Amplification and imaging of microRNA as a biomarker to detect tumor development

A good indicator of dysregulation in live cells is a change in their RNA expression. MicroRNA (miRNA), a special type of RNA, is considered a biomarker for carcinogenic cells. A team of scientists from China has found a way to amplify miRNA in live tumor cells for bioimaging. As they report in the journal Angewandte Chemie, their assay is based on a robust cellular autocatalytic biocircuit triggered by synthetic DNA and nanoparticles.
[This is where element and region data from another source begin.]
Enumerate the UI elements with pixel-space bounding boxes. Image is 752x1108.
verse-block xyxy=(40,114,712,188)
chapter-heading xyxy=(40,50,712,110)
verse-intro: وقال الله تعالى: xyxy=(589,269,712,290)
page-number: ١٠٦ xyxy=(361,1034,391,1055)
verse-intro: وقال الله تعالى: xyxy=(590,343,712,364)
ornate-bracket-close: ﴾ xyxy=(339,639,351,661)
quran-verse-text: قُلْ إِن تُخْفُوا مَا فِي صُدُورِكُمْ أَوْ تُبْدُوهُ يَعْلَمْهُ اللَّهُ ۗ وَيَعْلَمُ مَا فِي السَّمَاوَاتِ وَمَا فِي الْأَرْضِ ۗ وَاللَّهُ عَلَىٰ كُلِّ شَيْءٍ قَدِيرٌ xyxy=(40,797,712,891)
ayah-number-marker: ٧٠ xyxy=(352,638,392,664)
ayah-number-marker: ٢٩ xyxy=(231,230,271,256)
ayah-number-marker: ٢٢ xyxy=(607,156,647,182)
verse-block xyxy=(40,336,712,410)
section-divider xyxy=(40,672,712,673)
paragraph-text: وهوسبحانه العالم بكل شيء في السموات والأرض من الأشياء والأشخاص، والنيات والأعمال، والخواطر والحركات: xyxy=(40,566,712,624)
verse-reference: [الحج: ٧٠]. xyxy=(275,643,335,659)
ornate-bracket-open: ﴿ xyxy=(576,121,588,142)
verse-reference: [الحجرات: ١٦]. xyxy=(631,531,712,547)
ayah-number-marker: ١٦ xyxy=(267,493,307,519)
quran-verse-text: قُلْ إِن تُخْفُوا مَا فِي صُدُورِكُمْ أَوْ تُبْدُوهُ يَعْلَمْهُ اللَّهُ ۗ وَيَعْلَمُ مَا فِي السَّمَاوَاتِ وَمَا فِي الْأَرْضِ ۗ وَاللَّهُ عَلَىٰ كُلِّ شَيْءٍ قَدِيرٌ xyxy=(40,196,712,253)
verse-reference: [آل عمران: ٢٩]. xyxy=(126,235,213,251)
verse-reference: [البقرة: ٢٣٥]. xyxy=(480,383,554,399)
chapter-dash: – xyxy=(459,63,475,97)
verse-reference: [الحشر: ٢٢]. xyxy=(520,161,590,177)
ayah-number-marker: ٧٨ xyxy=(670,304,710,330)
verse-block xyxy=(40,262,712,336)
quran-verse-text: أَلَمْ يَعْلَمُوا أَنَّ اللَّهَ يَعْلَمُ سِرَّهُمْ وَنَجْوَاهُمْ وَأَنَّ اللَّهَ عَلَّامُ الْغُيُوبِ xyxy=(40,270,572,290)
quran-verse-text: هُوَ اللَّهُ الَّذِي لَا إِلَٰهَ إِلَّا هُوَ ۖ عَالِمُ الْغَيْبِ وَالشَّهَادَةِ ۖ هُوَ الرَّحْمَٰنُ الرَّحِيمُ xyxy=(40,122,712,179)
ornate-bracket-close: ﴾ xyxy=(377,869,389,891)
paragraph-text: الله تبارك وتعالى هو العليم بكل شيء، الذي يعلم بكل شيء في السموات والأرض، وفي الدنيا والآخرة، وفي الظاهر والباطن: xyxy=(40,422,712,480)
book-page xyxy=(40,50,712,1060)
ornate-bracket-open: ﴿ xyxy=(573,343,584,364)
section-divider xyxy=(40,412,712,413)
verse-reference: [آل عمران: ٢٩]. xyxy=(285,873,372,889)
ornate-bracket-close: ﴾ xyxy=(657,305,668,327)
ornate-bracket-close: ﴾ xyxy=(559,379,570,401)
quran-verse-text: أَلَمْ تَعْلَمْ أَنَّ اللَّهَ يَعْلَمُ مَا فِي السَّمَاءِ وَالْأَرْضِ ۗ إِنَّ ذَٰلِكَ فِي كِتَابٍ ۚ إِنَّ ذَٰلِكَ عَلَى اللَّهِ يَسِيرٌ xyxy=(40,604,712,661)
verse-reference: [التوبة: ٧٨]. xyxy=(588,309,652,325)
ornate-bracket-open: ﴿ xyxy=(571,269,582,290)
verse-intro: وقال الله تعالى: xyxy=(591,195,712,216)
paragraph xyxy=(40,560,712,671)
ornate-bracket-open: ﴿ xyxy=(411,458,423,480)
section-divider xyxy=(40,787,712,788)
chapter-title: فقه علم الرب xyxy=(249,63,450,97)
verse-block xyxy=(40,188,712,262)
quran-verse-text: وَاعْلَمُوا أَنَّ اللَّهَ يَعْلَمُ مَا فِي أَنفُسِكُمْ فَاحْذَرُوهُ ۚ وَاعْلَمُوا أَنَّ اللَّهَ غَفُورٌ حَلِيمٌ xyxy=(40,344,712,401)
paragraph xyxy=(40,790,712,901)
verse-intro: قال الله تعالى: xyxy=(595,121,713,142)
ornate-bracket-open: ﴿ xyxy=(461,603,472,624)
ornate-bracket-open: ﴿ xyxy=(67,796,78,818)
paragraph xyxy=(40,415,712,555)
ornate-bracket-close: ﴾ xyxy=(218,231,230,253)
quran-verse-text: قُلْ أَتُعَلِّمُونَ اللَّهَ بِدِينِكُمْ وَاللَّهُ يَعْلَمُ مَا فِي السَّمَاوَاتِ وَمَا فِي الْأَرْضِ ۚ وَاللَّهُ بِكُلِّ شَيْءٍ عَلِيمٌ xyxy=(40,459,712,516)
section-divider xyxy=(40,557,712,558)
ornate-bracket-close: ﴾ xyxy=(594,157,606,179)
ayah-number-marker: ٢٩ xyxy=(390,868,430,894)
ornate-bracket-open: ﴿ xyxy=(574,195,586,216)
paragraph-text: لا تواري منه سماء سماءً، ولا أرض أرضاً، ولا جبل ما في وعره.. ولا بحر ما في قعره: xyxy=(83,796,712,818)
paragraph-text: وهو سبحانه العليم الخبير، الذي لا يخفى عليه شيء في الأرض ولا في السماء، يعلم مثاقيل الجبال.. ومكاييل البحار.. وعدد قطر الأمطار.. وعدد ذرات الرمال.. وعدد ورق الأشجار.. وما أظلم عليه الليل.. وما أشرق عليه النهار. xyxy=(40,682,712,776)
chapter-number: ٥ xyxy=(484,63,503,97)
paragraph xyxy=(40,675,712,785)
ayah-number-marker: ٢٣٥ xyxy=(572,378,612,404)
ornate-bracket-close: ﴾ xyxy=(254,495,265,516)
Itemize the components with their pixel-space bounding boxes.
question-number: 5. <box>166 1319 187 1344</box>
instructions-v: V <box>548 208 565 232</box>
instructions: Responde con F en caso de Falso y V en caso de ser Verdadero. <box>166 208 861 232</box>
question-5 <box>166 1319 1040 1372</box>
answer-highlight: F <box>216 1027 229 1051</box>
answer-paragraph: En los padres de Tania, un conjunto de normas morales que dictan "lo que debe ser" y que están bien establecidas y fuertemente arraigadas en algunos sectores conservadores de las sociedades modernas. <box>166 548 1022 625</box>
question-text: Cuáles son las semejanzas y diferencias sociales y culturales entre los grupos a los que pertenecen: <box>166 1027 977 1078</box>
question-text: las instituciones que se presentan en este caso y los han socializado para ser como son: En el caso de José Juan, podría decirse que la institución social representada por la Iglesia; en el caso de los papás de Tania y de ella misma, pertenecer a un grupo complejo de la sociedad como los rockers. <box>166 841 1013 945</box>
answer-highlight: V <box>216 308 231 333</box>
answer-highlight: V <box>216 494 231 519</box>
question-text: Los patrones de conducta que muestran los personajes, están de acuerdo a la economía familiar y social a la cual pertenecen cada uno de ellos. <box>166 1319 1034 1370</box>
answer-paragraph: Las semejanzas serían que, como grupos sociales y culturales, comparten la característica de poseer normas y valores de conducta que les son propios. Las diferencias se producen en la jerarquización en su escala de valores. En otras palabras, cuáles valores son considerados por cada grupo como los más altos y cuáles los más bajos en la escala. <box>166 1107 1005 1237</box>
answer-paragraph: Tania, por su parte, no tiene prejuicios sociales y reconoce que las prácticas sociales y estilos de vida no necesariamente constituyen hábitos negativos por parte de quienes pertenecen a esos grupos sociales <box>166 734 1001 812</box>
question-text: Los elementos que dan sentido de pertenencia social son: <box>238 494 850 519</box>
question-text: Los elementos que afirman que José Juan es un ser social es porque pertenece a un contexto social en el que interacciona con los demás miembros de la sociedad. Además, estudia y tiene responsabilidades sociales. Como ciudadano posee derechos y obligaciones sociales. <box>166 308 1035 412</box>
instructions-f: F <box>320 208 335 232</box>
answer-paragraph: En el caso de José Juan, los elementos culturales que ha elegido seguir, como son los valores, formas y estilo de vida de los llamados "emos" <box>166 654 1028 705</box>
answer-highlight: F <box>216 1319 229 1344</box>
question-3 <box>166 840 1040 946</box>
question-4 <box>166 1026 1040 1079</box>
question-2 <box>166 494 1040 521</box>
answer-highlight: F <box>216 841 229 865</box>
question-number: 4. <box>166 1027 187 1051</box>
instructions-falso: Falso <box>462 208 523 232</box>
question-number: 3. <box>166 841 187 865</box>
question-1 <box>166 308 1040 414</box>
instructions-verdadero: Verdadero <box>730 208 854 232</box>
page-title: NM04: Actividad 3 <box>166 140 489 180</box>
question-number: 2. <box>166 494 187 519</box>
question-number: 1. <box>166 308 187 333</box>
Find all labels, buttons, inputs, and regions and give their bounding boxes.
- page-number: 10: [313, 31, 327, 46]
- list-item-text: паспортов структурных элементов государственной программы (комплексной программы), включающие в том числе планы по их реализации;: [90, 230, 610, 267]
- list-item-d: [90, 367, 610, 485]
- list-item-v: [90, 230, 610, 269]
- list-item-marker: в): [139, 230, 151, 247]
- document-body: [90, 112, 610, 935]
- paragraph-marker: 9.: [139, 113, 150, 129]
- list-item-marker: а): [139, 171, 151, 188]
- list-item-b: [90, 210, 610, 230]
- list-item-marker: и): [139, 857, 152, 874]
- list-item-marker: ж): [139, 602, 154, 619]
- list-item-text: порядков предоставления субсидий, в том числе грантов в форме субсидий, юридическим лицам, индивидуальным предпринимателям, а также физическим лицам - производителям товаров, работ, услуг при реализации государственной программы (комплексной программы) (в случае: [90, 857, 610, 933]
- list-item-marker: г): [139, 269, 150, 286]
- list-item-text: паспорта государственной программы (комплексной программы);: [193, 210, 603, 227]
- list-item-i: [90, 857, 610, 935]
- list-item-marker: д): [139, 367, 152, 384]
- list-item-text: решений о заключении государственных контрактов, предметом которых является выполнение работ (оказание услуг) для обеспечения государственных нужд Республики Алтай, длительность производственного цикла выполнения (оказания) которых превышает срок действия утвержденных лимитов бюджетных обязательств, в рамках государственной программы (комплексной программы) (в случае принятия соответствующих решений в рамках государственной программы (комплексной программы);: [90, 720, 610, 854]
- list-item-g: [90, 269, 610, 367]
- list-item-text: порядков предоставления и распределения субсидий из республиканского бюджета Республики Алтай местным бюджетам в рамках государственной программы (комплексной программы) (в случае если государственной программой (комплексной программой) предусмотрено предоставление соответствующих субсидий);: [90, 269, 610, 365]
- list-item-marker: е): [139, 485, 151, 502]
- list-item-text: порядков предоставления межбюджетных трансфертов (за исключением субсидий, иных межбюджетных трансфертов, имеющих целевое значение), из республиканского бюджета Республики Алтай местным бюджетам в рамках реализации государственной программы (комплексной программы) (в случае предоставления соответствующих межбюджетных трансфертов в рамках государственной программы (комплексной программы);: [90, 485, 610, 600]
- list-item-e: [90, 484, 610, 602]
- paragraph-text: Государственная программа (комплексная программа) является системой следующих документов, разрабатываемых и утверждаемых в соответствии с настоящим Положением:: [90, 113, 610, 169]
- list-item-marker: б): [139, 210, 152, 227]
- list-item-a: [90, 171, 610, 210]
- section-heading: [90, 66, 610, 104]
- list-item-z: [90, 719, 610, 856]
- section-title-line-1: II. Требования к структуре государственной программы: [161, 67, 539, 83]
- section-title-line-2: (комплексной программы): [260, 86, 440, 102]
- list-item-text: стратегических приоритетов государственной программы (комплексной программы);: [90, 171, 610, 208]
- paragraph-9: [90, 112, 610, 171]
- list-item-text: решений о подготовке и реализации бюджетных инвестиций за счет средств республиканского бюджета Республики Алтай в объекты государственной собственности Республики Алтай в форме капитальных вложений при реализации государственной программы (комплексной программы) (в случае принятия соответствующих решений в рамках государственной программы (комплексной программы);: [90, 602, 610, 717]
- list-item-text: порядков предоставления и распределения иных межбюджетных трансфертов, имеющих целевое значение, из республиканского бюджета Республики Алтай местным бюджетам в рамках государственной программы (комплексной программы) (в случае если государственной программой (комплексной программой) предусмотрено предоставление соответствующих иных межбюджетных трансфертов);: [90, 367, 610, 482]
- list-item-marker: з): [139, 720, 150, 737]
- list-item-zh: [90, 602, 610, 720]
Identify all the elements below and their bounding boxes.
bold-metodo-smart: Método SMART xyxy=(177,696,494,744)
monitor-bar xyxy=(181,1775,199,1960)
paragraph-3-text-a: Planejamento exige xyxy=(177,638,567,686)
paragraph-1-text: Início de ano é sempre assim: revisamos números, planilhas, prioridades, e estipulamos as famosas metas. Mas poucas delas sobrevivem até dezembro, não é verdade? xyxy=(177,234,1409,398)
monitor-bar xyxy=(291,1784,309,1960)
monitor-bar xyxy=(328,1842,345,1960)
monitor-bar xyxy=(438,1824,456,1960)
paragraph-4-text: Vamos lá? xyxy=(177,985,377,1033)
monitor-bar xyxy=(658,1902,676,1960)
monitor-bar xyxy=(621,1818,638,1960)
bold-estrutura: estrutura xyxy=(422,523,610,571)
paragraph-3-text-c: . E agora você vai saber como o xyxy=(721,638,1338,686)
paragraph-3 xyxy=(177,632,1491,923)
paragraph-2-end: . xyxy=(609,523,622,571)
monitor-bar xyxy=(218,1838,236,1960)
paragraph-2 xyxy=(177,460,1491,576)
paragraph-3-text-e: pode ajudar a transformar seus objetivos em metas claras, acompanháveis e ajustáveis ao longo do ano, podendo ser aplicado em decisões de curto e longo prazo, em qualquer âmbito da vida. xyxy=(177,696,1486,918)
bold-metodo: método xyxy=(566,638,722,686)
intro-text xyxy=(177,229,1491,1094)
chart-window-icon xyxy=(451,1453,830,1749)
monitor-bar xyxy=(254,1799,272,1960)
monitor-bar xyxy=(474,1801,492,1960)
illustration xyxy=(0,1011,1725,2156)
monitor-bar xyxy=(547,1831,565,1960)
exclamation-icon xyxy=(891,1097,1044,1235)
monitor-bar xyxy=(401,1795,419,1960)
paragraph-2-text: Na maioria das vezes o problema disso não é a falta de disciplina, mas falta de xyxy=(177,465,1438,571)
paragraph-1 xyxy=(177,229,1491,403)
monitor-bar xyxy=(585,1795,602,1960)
Diagnosing cancer before a tumor becomes visible has been one of the long-standing goals in medicine. One of the biomarkers for carcinogenicity in a cell is its RNA expression pattern or, more precisely, the change in RNA expression, which causes metabolic degeneration. There are many types of RNA, among which a short noncoding RNA called miRNA promotes or impedes the translation of nucleus-encoded genetic information into protein. Accordingly, the detection of a changed miRNA expression profile is thought to be a reliable indication of the degeneration of a cell.

However, the detection of a particular miRNA is difficult because it is present in the cell only in tiny amounts and must by amplified and connected to a signaling entity, such as a fluorescence dye, for visualization. A team of scientists at Wuhan University, China, led by Fuan Wang, have discovered a suitable amplification-detection mechanism for miRNA, which relies on an autocatalytic biocircuit activated by synthetic DNA, leading to a strong fluorescence signal that flags tumor cells.

RNA is usually synthesized in the nucleus of the cell and transported to the cytoplasm where it conveys genetic information. However, when synthetic DNA is present in the cytoplasm, RNA can bind to a matching nucleotide sequence of the DNA strand; a fact that is exploited in, for example, antiretroviral treatment to silence viral RNA expression. Wang and his coworkers did the opposite. By matching synthetic DNA strands with miRNA, they triggered an autocatalytic amplification circuit—called autocatalytic DNAzyme biocircuit—to form DNA-miRNA assemblies. These assemblies grew further to form DNAzyme nanowires that carry the fluorescence dyes.

After administering the DNAzyme detection kit, the authors observed bright fluorescence in a mouse model at the location where a tumor was developing.

To make the DNAzyme enter the tumor cells, the authors used nanoparticles—tiny parcels that can deliver drugs and other molecular freight to the cells—made of manganese dioxide with a honeycomb-like structure. According to the authors, this composition and architecture has the advantage that the nanoparticle can be readily activated by glutathione, which is a chemical found in abundance in tumor cells. Another advantage is that the released manganese ions would sustain the autocatalytic DNAzyme biocircuit, the authors write.

The scientists emphasize that their self-enhanced bioimaging system could be developed as a powerful tool to visualize tumor cells with biomarkers. This is especially promising as many different miRNAs can be selectively targeted to investigate different cancers or other cell dysfunction.